Just when I thought I couldn't take anymore, you continued on, with your descriptive narrative and pictures of the most decadent brownie sundaes I've ever seen. And a history lesson, too. Just awesome.
how are you lucky enough to have to make so many ice cream sundaes??
and i am totally stoked on the idea of a kendall square ice cream shop location. walking distance from work = perfect.
This is the quintessential example of vegan food porn. It should be wikipedia-ed, or something. : )
Thanks, TXV! I knew 5 sundaes was pushing it, but ...well... I can't help myself.

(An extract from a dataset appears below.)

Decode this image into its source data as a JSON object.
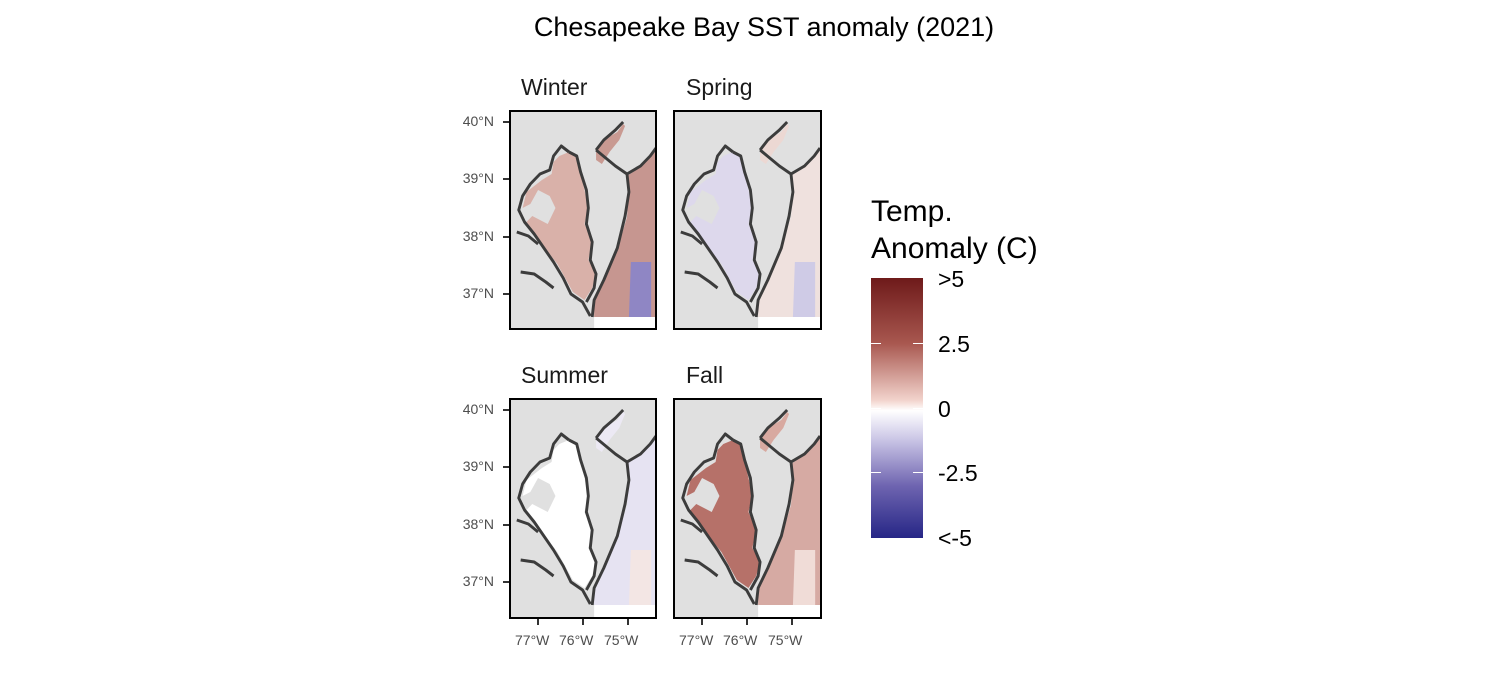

That sounds like a dangerous situation, Shaun.Marie! I am glad for the buffer of Inman Square that will exist between me and the ice cream!
haha, thanks, Jess! Aren't you coming to Boston soon? We'll need to get you hooked up with some of this stuff!
I am overwhelmed. to say the least. The flavor list alone makes me excited! Emilie, what are these ice creams made of, are they soy based?
Thanks,
Paula
Ohhh! I wanna try this ice cream! All flavours, of course! Will it ever come to Australia I wonder? What beautiful plate arrangements, Emilie...your brownie looks pretty good there, too...
I swear, you have such a way with words! I could actually taste all of those flavor combinations as you described them and am kinda mad now that I have only been teased! I am always on the lookout for good "ice creams"! I hope to get a chance to try it some day! Great post, I thoroughly enjoyed reading it!
lol. did you know that chocolate was banned in switzerland for many years. read this
clearly the ice cream post of the year!!
yum
That looks really delicious...I love all the stuff you put in there. Now I want some ice cream!